The Supreme Court has four major sets of cases left to decide before late June, touching birthright citizenship, removal power, transgender sports, and gun rights.
The Supreme Court is approaching the end of its October 2025 term with several high-stakes cases still undecided, including challenges to the Trump administration's executive order limiting birthright citizenship, the president's authority to remove members of independent agencies, transgender athlete participation under Title IX and the Equal Protection Clause, and a Second Amendment challenge to federal gun-possession restrictions [1]. Rulings are expected within weeks as the Court moves toward its traditional late-June adjournment [1].

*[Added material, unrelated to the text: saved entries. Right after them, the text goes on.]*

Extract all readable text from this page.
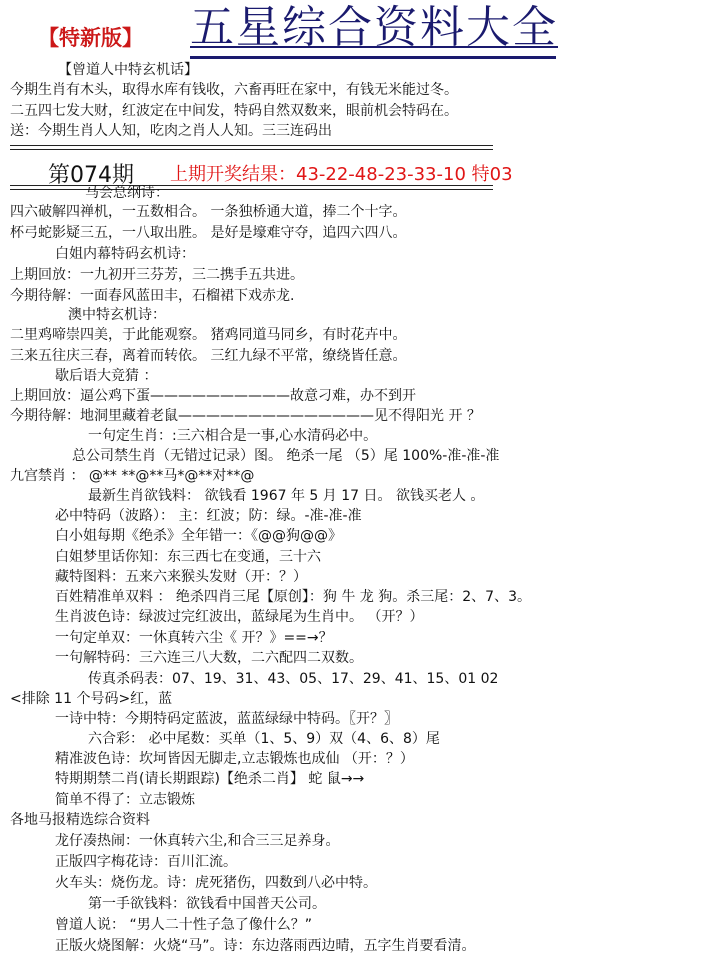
【特新版】 五星综合资料大全
【曾道人中特玄机话】
今期生肖有木头，取得水库有钱收，六畜再旺在家中，有钱无米能过冬。
二五四七发大财，红波定在中间发，特码自然双数来，眼前机会特码在。
送：今期生肖人人知，吃肉之肖人人知。三三连码出
第074期 上期开奖结果：43-22-48-23-33-10 特03
马会总纲诗：
四六破解四禅机，一五数相合。 一条独桥通大道，捧二个十字。
杯弓蛇影疑三五，一八取出胜。 是好是壕难守夺，追四六四八。
白姐内幕特码玄机诗：
上期回放：一九初开三芬芳，三二携手五共进。
今期待解：一面春风蓝田丰，石榴裙下戏赤龙.
澳中特玄机诗：
二里鸡啼崇四美，于此能观察。 猪鸡同道马同乡，有时花卉中。
三来五往庆三春，离着而转依。 三红九绿不平常，缭绕皆任意。
歇后语大竞猜 ：
上期回放：逼公鸡下蛋——————————故意刁难，办不到开
今期待解：地洞里藏着老鼠——————————————见不得阳光 开 ？
一句定生肖：:三六相合是一事,心水清码必中。
总公司禁生肖（无错过记录）图。 绝杀一尾 （5）尾 100%-准-准-准
九宫禁肖 ： @** **@**马*@**对**@
最新生肖欲钱料： 欲钱看 1967 年 5 月 17 日。 欲钱买老人 。
必中特码（波路）： 主：红波；防：绿。-准-准-准
白小姐每期《绝杀》全年错一：《@@狗@@》
白姐梦里话你知：东三西七在变通，三十六
藏特图料：五来六来猴头发财（开：？）
百姓精准单双料 ： 绝杀四肖三尾【原创】：狗 牛 龙 狗。杀三尾：2、7、3。
生肖波色诗：绿波过完红波出，蓝绿尾为生肖中。 （开？）
一句定单双：一休真转六尘《 开？》==→？
一句解特码：三六连三八大数，二六配四二双数。
传真杀码表：07、19、31、43、05、17、29、41、15、01 02
<排除 11 个号码>红，蓝
一诗中特：今期特码定蓝波，蓝蓝绿绿中特码。〖开？〗
六合彩： 必中尾数：买单（1、5、9）双（4、6、8）尾
精准波色诗：坎坷皆因无脚走,立志锻炼也成仙 （开：？）
特期期禁二肖(请长期跟踪)【绝杀二肖】 蛇 鼠→→
简单不得了：立志锻炼
各地马报精选综合资料
龙仔凑热闹：一休真转六尘,和合三三足养身。
正版四字梅花诗：百川汇流。
火车头：烧伤龙。诗：虎死猪伤，四数到八必中特。
第一手欲钱料：欲钱看中国普天公司。
曾道人说： “男人二十性子急了像什么？”
正版火烧图解：火烧“马”。诗：东边落雨西边晴，五字生肖要看清。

The pending cases span at least four distinct legal battles. In *Trump v. Barbara*, the justices will rule on whether the executive order restricting birthright citizenship comports with the Fourteenth Amendment [1]. In *Trump v. Slaughter*, the Court will address whether the president can remove members of independent regulatory agencies, a decision that carries direct implications for the legal insulation of the Federal Reserve [1]. *Little v. Heacox* and *West Virginia v. B.P.J.* present parallel constitutional and statutory questions about state laws barring transgender athletes from competing in sports consistent with their gender identity [1]. *United States v. Hemani* asks whether federal statutes prohibiting firearm possession by felons and drug users survive Second Amendment scrutiny under the Court's 2022 *Bruen* historical-tradition framework [1]. All four sets of cases have been fully argued and are awaiting opinions [1].
The cluster carries compounding significance. A ruling in *Slaughter* that broadly expands removal power could unsettle the statutory independence of financial regulators beyond the Federal Reserve, including the FDIC and the SEC [1]. A decision in *Trump v. Barbara* would mark the first time the Court has directly interpreted the citizenship clause of the Fourteenth Amendment in the context of an executive limitation, resolving a constitutional question that lower courts have split on in the current litigation cycle [1]. The transgender sports cases, consolidated from separate circuits, will give the Court its most direct opportunity yet to define the scope of Title IX's sex-discrimination protections alongside equal protection doctrine [1].
No ruling dates have been announced. The Court typically releases opinions on Thursdays and Fridays during the final weeks of the term, with the last batch expected before the end of June [1]. Observers will watch whether the justices issue any of these decisions together or in separate releases, a sequencing choice that can itself signal how the Court is managing the downstream political and legal fallout of the opinions.